To me, I take all statistics with a grain of salt .  Every bit of 
tests/data is based upon a certain set of subjective parameters , which in 
turn fullfill themselves objectively.  All Subjective truth fulfills itself 
objectively. 

 
Reminds me of the quote by Aaron Levenstein:  “Statistics are like bikinis. 
What they reveal is suggestive, but what they conceal is vital.”

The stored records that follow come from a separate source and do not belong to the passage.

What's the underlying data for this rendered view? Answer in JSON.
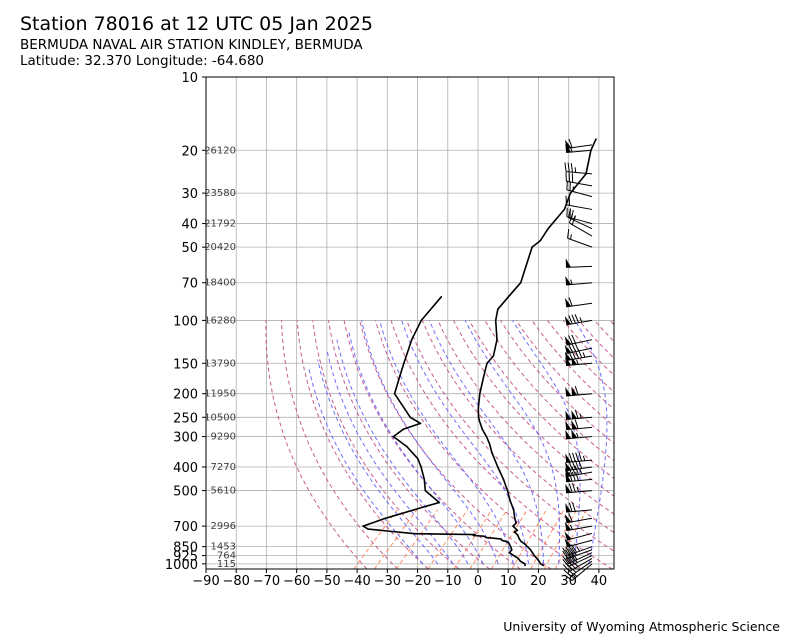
{
  "header": {
    "title": "Station 78016 at 12 UTC 05 Jan 2025",
    "station": "BERMUDA NAVAL AIR STATION KINDLEY, BERMUDA",
    "latlon": "Latitude: 32.370 Longitude: -64.680"
  },
  "footer": {
    "credit": "University of Wyoming Atmospheric Science"
  },
  "chart_data": {
    "type": "line",
    "title": "Station 78016 at 12 UTC 05 Jan 2025",
    "xlabel": "",
    "ylabel": "",
    "xlim": [
      -90,
      45
    ],
    "ylim": [
      1050,
      10
    ],
    "y_scale": "log",
    "skew_t": true,
    "grid": true,
    "x_ticks": [
      -90,
      -80,
      -70,
      -60,
      -50,
      -40,
      -30,
      -20,
      -10,
      0,
      10,
      20,
      30,
      40
    ],
    "x_tick_labels": [
      "−90",
      "−80",
      "−70",
      "−60",
      "−50",
      "−40",
      "−30",
      "−20",
      "−10",
      "0",
      "10",
      "20",
      "30",
      "40"
    ],
    "y_ticks": [
      1000,
      925,
      850,
      700,
      500,
      400,
      300,
      250,
      200,
      150,
      100,
      70,
      50,
      40,
      30,
      20,
      10
    ],
    "height_labels": [
      {
        "p": 1000,
        "label": "115"
      },
      {
        "p": 925,
        "label": "764"
      },
      {
        "p": 850,
        "label": "1453"
      },
      {
        "p": 700,
        "label": "2996"
      },
      {
        "p": 500,
        "label": "5610"
      },
      {
        "p": 400,
        "label": "7270"
      },
      {
        "p": 300,
        "label": "9290"
      },
      {
        "p": 250,
        "label": "10500"
      },
      {
        "p": 200,
        "label": "11950"
      },
      {
        "p": 150,
        "label": "13790"
      },
      {
        "p": 100,
        "label": "16280"
      },
      {
        "p": 70,
        "label": "18400"
      },
      {
        "p": 50,
        "label": "20420"
      },
      {
        "p": 40,
        "label": "21792"
      },
      {
        "p": 30,
        "label": "23580"
      },
      {
        "p": 20,
        "label": "26120"
      }
    ],
    "series": [
      {
        "role": "temperature",
        "color": "#000000",
        "points": [
          {
            "p": 1015,
            "t": 20.5
          },
          {
            "p": 1000,
            "t": 19.0
          },
          {
            "p": 975,
            "t": 17.6
          },
          {
            "p": 950,
            "t": 16.0
          },
          {
            "p": 925,
            "t": 14.2
          },
          {
            "p": 900,
            "t": 12.6
          },
          {
            "p": 875,
            "t": 11.0
          },
          {
            "p": 850,
            "t": 9.0
          },
          {
            "p": 830,
            "t": 7.3
          },
          {
            "p": 810,
            "t": 5.2
          },
          {
            "p": 790,
            "t": 3.7
          },
          {
            "p": 760,
            "t": 1.8
          },
          {
            "p": 740,
            "t": -0.2
          },
          {
            "p": 728,
            "t": 0.2
          },
          {
            "p": 710,
            "t": -1.6
          },
          {
            "p": 700,
            "t": -2.6
          },
          {
            "p": 680,
            "t": -2.6
          },
          {
            "p": 650,
            "t": -4.6
          },
          {
            "p": 600,
            "t": -7.8
          },
          {
            "p": 550,
            "t": -12.0
          },
          {
            "p": 500,
            "t": -16.2
          },
          {
            "p": 450,
            "t": -21.2
          },
          {
            "p": 400,
            "t": -27.2
          },
          {
            "p": 350,
            "t": -33.8
          },
          {
            "p": 320,
            "t": -37.8
          },
          {
            "p": 300,
            "t": -41.0
          },
          {
            "p": 280,
            "t": -44.8
          },
          {
            "p": 260,
            "t": -48.3
          },
          {
            "p": 250,
            "t": -50.0
          },
          {
            "p": 230,
            "t": -53.0
          },
          {
            "p": 200,
            "t": -57.4
          },
          {
            "p": 170,
            "t": -61.8
          },
          {
            "p": 150,
            "t": -65.1
          },
          {
            "p": 140,
            "t": -65.4
          },
          {
            "p": 120,
            "t": -69.6
          },
          {
            "p": 100,
            "t": -76.4
          },
          {
            "p": 90,
            "t": -79.4
          },
          {
            "p": 80,
            "t": -80.0
          },
          {
            "p": 70,
            "t": -80.6
          },
          {
            "p": 50,
            "t": -88.6
          },
          {
            "p": 47,
            "t": -88.0
          },
          {
            "p": 42,
            "t": -89.4
          },
          {
            "p": 35,
            "t": -90.4
          },
          {
            "p": 30,
            "t": -93.8
          },
          {
            "p": 25,
            "t": -95.0
          },
          {
            "p": 20,
            "t": -101.2
          },
          {
            "p": 18,
            "t": -103.2
          }
        ]
      },
      {
        "role": "dewpoint",
        "color": "#000000",
        "points": [
          {
            "p": 1015,
            "t": 14.4
          },
          {
            "p": 1000,
            "t": 13.8
          },
          {
            "p": 975,
            "t": 11.4
          },
          {
            "p": 950,
            "t": 9.8
          },
          {
            "p": 925,
            "t": 7.4
          },
          {
            "p": 900,
            "t": 5.0
          },
          {
            "p": 875,
            "t": 4.8
          },
          {
            "p": 850,
            "t": 3.4
          },
          {
            "p": 815,
            "t": 1.2
          },
          {
            "p": 800,
            "t": -1.6
          },
          {
            "p": 790,
            "t": -2.4
          },
          {
            "p": 780,
            "t": -7.6
          },
          {
            "p": 770,
            "t": -9.0
          },
          {
            "p": 765,
            "t": -12.6
          },
          {
            "p": 758,
            "t": -12.4
          },
          {
            "p": 752,
            "t": -32.6
          },
          {
            "p": 720,
            "t": -49.6
          },
          {
            "p": 700,
            "t": -52.2
          },
          {
            "p": 650,
            "t": -47.4
          },
          {
            "p": 580,
            "t": -38.0
          },
          {
            "p": 560,
            "t": -34.8
          },
          {
            "p": 500,
            "t": -43.4
          },
          {
            "p": 450,
            "t": -47.4
          },
          {
            "p": 400,
            "t": -52.6
          },
          {
            "p": 370,
            "t": -56.4
          },
          {
            "p": 330,
            "t": -64.0
          },
          {
            "p": 300,
            "t": -71.8
          },
          {
            "p": 280,
            "t": -71.0
          },
          {
            "p": 265,
            "t": -67.2
          },
          {
            "p": 250,
            "t": -72.6
          },
          {
            "p": 200,
            "t": -85.6
          },
          {
            "p": 170,
            "t": -89.6
          },
          {
            "p": 150,
            "t": -92.6
          },
          {
            "p": 120,
            "t": -97.8
          },
          {
            "p": 100,
            "t": -101.0
          },
          {
            "p": 80,
            "t": -102.2
          }
        ]
      }
    ],
    "background_lines": {
      "dry_adiabat_color": "#c04080",
      "moist_adiabat_color": "#5555ff",
      "mixing_ratio_color": "#ff7f50",
      "dry_adiabats_theta_c": [
        -40,
        -30,
        -20,
        -10,
        0,
        10,
        20,
        30,
        40,
        50,
        60,
        70,
        80,
        90,
        100,
        110,
        120,
        130,
        140,
        150,
        160,
        170,
        180,
        190,
        200,
        210,
        220
      ],
      "moist_adiabats_surface_c": [
        -20,
        -15,
        -10,
        -5,
        0,
        5,
        10,
        15,
        20,
        25,
        30,
        35
      ],
      "mixing_ratio_gkg": [
        0.1,
        0.2,
        0.4,
        1,
        2,
        3,
        5,
        8,
        12,
        16,
        20
      ]
    },
    "wind_barbs": [
      {
        "p": 1000,
        "dir": 230,
        "kt": 25
      },
      {
        "p": 975,
        "dir": 235,
        "kt": 30
      },
      {
        "p": 950,
        "dir": 240,
        "kt": 35
      },
      {
        "p": 925,
        "dir": 245,
        "kt": 40
      },
      {
        "p": 900,
        "dir": 245,
        "kt": 40
      },
      {
        "p": 875,
        "dir": 250,
        "kt": 40
      },
      {
        "p": 850,
        "dir": 250,
        "kt": 45
      },
      {
        "p": 800,
        "dir": 255,
        "kt": 50
      },
      {
        "p": 750,
        "dir": 255,
        "kt": 50
      },
      {
        "p": 700,
        "dir": 260,
        "kt": 55
      },
      {
        "p": 650,
        "dir": 260,
        "kt": 60
      },
      {
        "p": 600,
        "dir": 265,
        "kt": 70
      },
      {
        "p": 500,
        "dir": 265,
        "kt": 75
      },
      {
        "p": 450,
        "dir": 265,
        "kt": 80
      },
      {
        "p": 420,
        "dir": 260,
        "kt": 85
      },
      {
        "p": 400,
        "dir": 262,
        "kt": 90
      },
      {
        "p": 375,
        "dir": 265,
        "kt": 95
      },
      {
        "p": 300,
        "dir": 265,
        "kt": 105
      },
      {
        "p": 275,
        "dir": 265,
        "kt": 110
      },
      {
        "p": 250,
        "dir": 265,
        "kt": 115
      },
      {
        "p": 200,
        "dir": 265,
        "kt": 110
      },
      {
        "p": 150,
        "dir": 265,
        "kt": 105
      },
      {
        "p": 140,
        "dir": 260,
        "kt": 95
      },
      {
        "p": 130,
        "dir": 258,
        "kt": 80
      },
      {
        "p": 120,
        "dir": 258,
        "kt": 70
      },
      {
        "p": 100,
        "dir": 260,
        "kt": 85
      },
      {
        "p": 85,
        "dir": 262,
        "kt": 60
      },
      {
        "p": 70,
        "dir": 265,
        "kt": 55
      },
      {
        "p": 60,
        "dir": 268,
        "kt": 50
      },
      {
        "p": 50,
        "dir": 290,
        "kt": 15
      },
      {
        "p": 45,
        "dir": 300,
        "kt": 20
      },
      {
        "p": 42,
        "dir": 295,
        "kt": 25
      },
      {
        "p": 40,
        "dir": 285,
        "kt": 20
      },
      {
        "p": 35,
        "dir": 280,
        "kt": 20
      },
      {
        "p": 31,
        "dir": 285,
        "kt": 25
      },
      {
        "p": 28,
        "dir": 280,
        "kt": 30
      },
      {
        "p": 25,
        "dir": 275,
        "kt": 35
      },
      {
        "p": 20,
        "dir": 265,
        "kt": 55
      },
      {
        "p": 19,
        "dir": 262,
        "kt": 60
      }
    ]
  }
}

As one who spectated, in first person,  non-enforcement of a broken law 
when police responded to where I was hit by a motorist, I feel the same 
about legislated morality. Bureaucracy attempts to create outcomes among 
the otherwise disinterested or uninspired. These are individual attributes 
that reflect well on larger populations when enough project them. It is a 
failure by generalization to not expect the exception, a remnant habit from 
when situational awareness and Mazlov's hierarchy framed my daily to-do 
list. 

Drivers don't avoid bicyclists because there are laws that say you'll get 
in trouble. It is a pop quiz for the individual at the wheel, a brief one 
question test that will demonstrate either their humanity, awareness and 
necessity to express concern for another or the validation of their step 
onto a slippery slope leading away from all that is good. 

I like to think that for my years and miles of cycling, the places it has 
taken me and the people I have met, that my personal statistical result is 
that more people are good, right and just versus otherwise. 

Andy Cheatham
Pittsburgh

On Friday, March 7, 2014 7:13:59 PM UTC-5, Garth wrote:
>
>
>   To me, I take all statistics with a grain of salt .  Every bit of 
> tests/data is based upon a certain set of subjective parameters , which in 
> turn fullfill themselves objectively.  All Subjective truth fulfills itself 
> objectively. 
>
> All the paths or legislation in the world will not make cycling "safe" , 
> or even "saf-er" (compared to who's definition ?), as there are infinite 
> subjective things fulfilling themselves objectively within each person when 
> you really think about it, the orchestration of the World *as each person 
> experiences it* (no two alike) is absolutely Awe-Inspiring.